MEDYA KÖŞESİ

Hasan Cemal yazdı: Demirel'i darbeyle devirecektim!

Hasan Cemal, "46 yıllık gazetecilik hayatımın neredeyse her diliminde önemli izleri vardır Süleyman Demirel’in..." dedi ve ekledi: Artılarıyla eksileriyle Demirel’i iyi hatırlayacağım.

Hasan Cemal yazdı: Demirel'i darbeyle devirecektim!

"Demirel’i darbeyle devirmek istiyordum. Askeri darbeyle devrim yolu açılacaktı."

Bu satırlar, T24 yazarı Hasan Cemal'in köşesinden. Hasan Cemal, Süleyman Demirel'in İslamköy'den Çankaya'ya uzanan politik macerası ile ilgili anılarını okurları ile paylaştığı uzunca yazısında kendi kişisel geçmişindeki Demirel'i anlattı.

 
Sınıf düşmanı, emperyalizmin işbirlikçisi, nurcu, irticacı olduğu için Demirel'e karşı Devrim gazetesinde askeri kışkırttığını anlatan Hasan Cemal, "46 yıllık gazetecilik hayatımın neredeyse her diliminde önemli izleri vardır Süleyman Demirel’in..." dedi ve ekledi: Artılarıyla eksileriyle Demirel’i iyi hatırlayacağım.


 

İşte Hasan Cemal'in Demirel'in ardından yazdığı yazıdan çaprıcı bölümler:


Demirel’i darbeyle devirmek istiyordum.
Askeri darbeyle devrim yolu açılacaktı...

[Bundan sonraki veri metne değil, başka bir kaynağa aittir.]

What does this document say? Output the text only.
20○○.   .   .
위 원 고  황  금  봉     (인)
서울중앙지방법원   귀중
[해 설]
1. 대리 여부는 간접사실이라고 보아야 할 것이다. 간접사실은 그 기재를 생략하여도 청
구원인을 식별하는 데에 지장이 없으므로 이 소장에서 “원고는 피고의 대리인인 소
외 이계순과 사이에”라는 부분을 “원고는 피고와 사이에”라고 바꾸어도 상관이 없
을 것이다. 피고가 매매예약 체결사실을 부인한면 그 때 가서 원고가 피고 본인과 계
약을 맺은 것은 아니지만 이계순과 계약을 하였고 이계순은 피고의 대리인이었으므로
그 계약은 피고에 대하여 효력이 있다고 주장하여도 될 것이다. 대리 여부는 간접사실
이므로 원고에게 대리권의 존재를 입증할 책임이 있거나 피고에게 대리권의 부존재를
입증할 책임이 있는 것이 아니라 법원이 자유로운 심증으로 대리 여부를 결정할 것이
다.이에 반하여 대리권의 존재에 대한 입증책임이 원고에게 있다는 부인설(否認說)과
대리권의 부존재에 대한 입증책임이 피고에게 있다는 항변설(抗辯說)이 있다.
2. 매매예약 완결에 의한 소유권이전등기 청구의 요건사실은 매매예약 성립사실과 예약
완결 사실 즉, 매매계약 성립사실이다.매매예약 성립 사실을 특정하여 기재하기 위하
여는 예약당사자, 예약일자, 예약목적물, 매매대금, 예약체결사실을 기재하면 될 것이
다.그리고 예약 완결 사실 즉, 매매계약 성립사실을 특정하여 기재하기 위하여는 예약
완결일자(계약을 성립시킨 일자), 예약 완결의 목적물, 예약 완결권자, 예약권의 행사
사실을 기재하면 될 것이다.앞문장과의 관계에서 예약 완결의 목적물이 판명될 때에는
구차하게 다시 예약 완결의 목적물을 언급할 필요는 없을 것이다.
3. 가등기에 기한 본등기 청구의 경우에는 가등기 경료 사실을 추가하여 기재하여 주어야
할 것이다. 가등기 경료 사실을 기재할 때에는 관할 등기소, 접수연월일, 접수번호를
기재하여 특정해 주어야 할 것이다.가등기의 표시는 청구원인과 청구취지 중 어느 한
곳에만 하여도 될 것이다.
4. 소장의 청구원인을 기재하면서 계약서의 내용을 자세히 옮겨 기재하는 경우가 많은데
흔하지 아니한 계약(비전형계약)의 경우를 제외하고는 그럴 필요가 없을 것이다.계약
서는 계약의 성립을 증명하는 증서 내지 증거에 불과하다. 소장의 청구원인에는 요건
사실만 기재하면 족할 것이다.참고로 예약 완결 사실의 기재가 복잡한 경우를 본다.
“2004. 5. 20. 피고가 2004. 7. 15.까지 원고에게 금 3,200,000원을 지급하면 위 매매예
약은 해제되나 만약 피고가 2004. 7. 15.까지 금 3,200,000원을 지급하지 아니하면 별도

Gazeteciliğe 1969’da böyle başlamıştım, Doğan Avcıoğlu’nun yanında, haftalık Devrim gazetesinde...
Demirel, Adalet Partisi’nin lideriydi, Başbakanlık koltuğunda oturuyordu.
 ‘Sınıf düşmanı’mızdı.
Amerikan emperyalizminin işbirlikçisi’ydi.
İrtica’yı besleyen bir ‘Nurcu’ydu.
Cici demokrasi’nin ürünüydü.
Devrilmeliydi!
Bunun için askeri kışkırttık.
Cunta’lar kuruldu.
Darbe ortamı oluşturmak için sağda solda bombalar patlatıldı.
Sahte bildiriler yayınladık.
Ve 1971’de Demirel devrildi.
Ama 12 Mart Muhtırası’yla Demirel’i deviren asker, bizi de devirdi. Darbe bizim darbe değil, Amerikan ürünü bir darbeydi.
Demokrasinin, solun kolu kanadı kırıldı 12 Mart’ta. Demirel kendisini deviren askerin anayasasına, idamlarına destek çıktı.
Yıllar geçti, bu radikal dönemimi, 1999’da Kimse Kızmasın Kendimi Yazdım adını taşıyan kitabımda ayrıntılarıyla yazdım.
O tarihte cumhurbaşkanı olan Demirel’e de gönderdim:
“Sayın Demirel, sizi darbeyle devirmek istediğim yıllarımın öyküsü...”
Yakın dostlarına bu kitabımı gösterirken, “İşte demokrasi budur, bunları yazabilmek ve bunları yaşayanların dostluk edebilmeleridir” dediğini biliyorum.

 (...)

HAYAT BİR VARSIN BİR YOKSUN

Yazı uzuyor, farkındayım.
Ama ne yapabilirim ki...
46 yıllık gazetecilik hayatımın neredeyse her diliminde önemli izleri vardır Süleyman Demirel’in...
Bu yazım dâhil keşke kendisi hakkında yazdığım söylediğim her şeyi kendisiyle yüz yüze tartışabilseydim.
Acı tatlı o kadar çok ortak anılarımız var ki...
Demirel, bu anıları da aldı, bir başka diyara göç etti gitti.
Hayat, bir varsın, bir yoksun.
Sabah vakti erken, Mehmet Ali Bayar aradı:
“Baba’yı kaybettik!”
İçimi birden hüzün bastı.
Bir bir gidiyorlar!
Çok uzun yılların ötesinden gelen siyasetçi-gazeteci ilişkisi böyledir.
Konunun şahsi-hissi tarafları da vardır.
Kolay olmuyor böylesi yazıları yazmak...
Demirel’i sevenlerin başı sağolsun, derin acılarını paylaşıyorum.
Artılarıyla eksileriyle Demirel’i iyi hatırlayacağım.